A group of doctors have warned of the ‘destruction’ of South Africa’s healthcare sector as the country’s medical practitioners face increased persecution.
A letter signed by the Federation of South African Surgeons, the South African Medical Association, the South African Private Practitioners Forum and the South African Society of Anaesthesiologists states that without immediate action and intervention to restore the confidence of healthcare workers, there soon might not be any of them left.
“Without immediate action and intervention to restore the confidence of health care workers in regulators and the justice system of our country, we will witness the destruction of any semblance of a functional health system – public and private,” the groups said.
The doctors pointed to the recent assassination of Johannesburg anaesthetist, Dr Abdulhay Munshi, as well as increasing treatment of doctors as ‘common criminals’.
Munshi faced a culpable homicide charge alongside Dr Peter Beale following the death of a patient at Netcare’s Park Lane Hospital. The doctors’ groups said that the two veteran medical specialists had been treated as criminals prior to any internal investigations.
“The collective concerns for the national healthcare asset include a reticence for young South Africans to choose medicine as a career; avoidance of complex and high-risk interventions in providing medical care (that leaves high-risk patients without access to medical care); and an exodus of healthcare professionals from the country.
“These are all based on fear of arrest for recognised complications,” the group said.
Reports have also warned of an exodus of medical professionals from the country due to conflicts with government legislation – particularly the planned introduction of the National Health Insurance.
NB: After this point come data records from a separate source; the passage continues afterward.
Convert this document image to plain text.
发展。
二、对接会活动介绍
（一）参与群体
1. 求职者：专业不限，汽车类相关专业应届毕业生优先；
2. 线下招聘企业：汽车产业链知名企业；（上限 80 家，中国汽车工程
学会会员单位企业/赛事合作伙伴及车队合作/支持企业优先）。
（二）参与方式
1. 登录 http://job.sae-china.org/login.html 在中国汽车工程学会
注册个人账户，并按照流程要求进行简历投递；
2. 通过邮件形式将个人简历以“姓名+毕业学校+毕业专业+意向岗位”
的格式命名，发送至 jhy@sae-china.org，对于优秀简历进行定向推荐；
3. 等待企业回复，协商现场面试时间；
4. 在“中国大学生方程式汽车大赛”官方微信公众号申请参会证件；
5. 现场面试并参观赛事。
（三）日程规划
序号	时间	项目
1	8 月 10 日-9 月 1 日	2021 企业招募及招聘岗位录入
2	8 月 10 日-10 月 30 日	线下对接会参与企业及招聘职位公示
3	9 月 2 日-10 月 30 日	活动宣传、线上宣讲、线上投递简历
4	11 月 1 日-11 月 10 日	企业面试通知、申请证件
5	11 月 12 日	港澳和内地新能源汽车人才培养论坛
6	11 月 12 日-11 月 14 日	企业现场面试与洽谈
A survey conducted by South African Medical Association (Sama) among its members from the public and private health-care sector, found that 38% of respondents said they would consider emigrating if the NHI was fully implemented.
The association said that the proposed changes found in the NHI bill could cause wide-scale harm to the delivery of health care if they are not managed properly, adding that the bill had been introduced at a time of deep public mistrust in the government.
“Data from trade union Solidarity also indicates distrust towards the government regarding the way they want to implement and manage the NHI,” said Nicolien Welthagen, a research psychologist at the Solidarity Research Institute.
Welthagen said that the respondents do not believe the NHI will improve the healthcare system, and service delivery.
“Only 15% of respondents believe that it would be possible to successfully implement the NHI, and 84.5% are of the view that the implementation of the NHI could destabilise the healthcare system in South Africa and could harm the high-quality service already being provided by the private sector,” she said.